Einstein, luckily, had a great sense of humor, but he would never have imagined what the 100th anniversary of his theory of relativity would have prepared for him. A typographer and scientist are about to complete a laborious project that began in 2009 in which they are seeking to emulate his handwriting in a digital interface.
Yes, now we can send emails in the turbulent and elegant handwriting of Albert Einstein. The task, of course, was not easy. In order to achieve this, the researchers consulted hundreds and hundreds of manuscript pages in the Einstein archives during six months. With a stylus pen, the typographer Harald Geisler wrote samples again and again until he developed an intuition, an intimacy perhaps, with the letters of the Nobel Prize winner.

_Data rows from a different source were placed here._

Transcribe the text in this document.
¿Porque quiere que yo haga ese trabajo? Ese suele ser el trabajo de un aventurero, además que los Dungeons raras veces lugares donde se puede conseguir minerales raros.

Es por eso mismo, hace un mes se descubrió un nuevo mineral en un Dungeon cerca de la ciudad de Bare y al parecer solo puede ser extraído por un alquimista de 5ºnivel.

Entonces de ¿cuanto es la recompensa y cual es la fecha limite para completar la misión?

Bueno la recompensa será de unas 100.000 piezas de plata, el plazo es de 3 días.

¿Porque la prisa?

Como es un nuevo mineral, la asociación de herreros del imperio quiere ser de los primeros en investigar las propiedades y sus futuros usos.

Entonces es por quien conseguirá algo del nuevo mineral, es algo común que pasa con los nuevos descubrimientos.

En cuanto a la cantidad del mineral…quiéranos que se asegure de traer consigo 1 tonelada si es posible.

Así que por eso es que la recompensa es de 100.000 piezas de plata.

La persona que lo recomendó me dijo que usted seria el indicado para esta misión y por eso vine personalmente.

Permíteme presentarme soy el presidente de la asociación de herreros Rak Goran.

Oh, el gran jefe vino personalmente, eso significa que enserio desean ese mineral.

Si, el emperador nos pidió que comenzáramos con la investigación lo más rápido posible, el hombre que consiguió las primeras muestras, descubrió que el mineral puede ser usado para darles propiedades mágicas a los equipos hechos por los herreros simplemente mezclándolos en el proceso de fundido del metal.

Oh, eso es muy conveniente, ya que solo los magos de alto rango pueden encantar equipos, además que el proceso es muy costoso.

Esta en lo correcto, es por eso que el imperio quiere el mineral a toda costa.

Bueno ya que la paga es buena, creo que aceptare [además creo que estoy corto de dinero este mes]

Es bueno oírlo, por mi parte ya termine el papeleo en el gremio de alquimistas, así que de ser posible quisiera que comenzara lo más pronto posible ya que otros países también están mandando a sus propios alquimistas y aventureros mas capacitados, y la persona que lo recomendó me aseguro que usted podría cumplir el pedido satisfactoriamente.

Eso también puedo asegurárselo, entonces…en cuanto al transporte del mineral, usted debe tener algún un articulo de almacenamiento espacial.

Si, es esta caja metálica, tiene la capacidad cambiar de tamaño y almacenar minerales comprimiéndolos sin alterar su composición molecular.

This kind of project is not new (there are fonts similar to those of Cézanne, Picasso, Michelangelo and even Obama already available), but Einstein’s typeface has an interesting additional aspect: each letter will have at least four variations, similar to the way in which we write by hand. Because no two pages of manuscript have identical letters: handwriting depends on the mood of the person, their haste, or the type of ink they use.
The paradox of typing in a handwritten font was not wasted on the creators of the project, which led to fascinating questions such as whether the act of thinking is related to the movement of the hand as one writes or whether typing has substituted that relationship. We know there are no rules, that there is no logic that defines the relationship between intelligence and the motor control over our limbs (think about the illegible handwriting of doctors), but there is a relationship between the body and creative thinking. And Einstein, curiously, had beautiful handwriting.
This font, in addition to being a tribute to the world’s most-loved genius, is also an opportunity for discussion regarding the aesthetics of handwriting in the digital era, in which we write down our thoughts in Helvética, Times New Roman or Garamond. The era of handwriting and calligraphy is facing extinction; perhaps the next generation will not go through the relevant process of finding their own handwriting style, and this kind of project helps to highlight that lacking. Perhaps the mere fact of writing an email with the attraction of paper and pen, while emulating the handwriting of someone who changed the world with their scribbled notes, is a motive to make that a reality.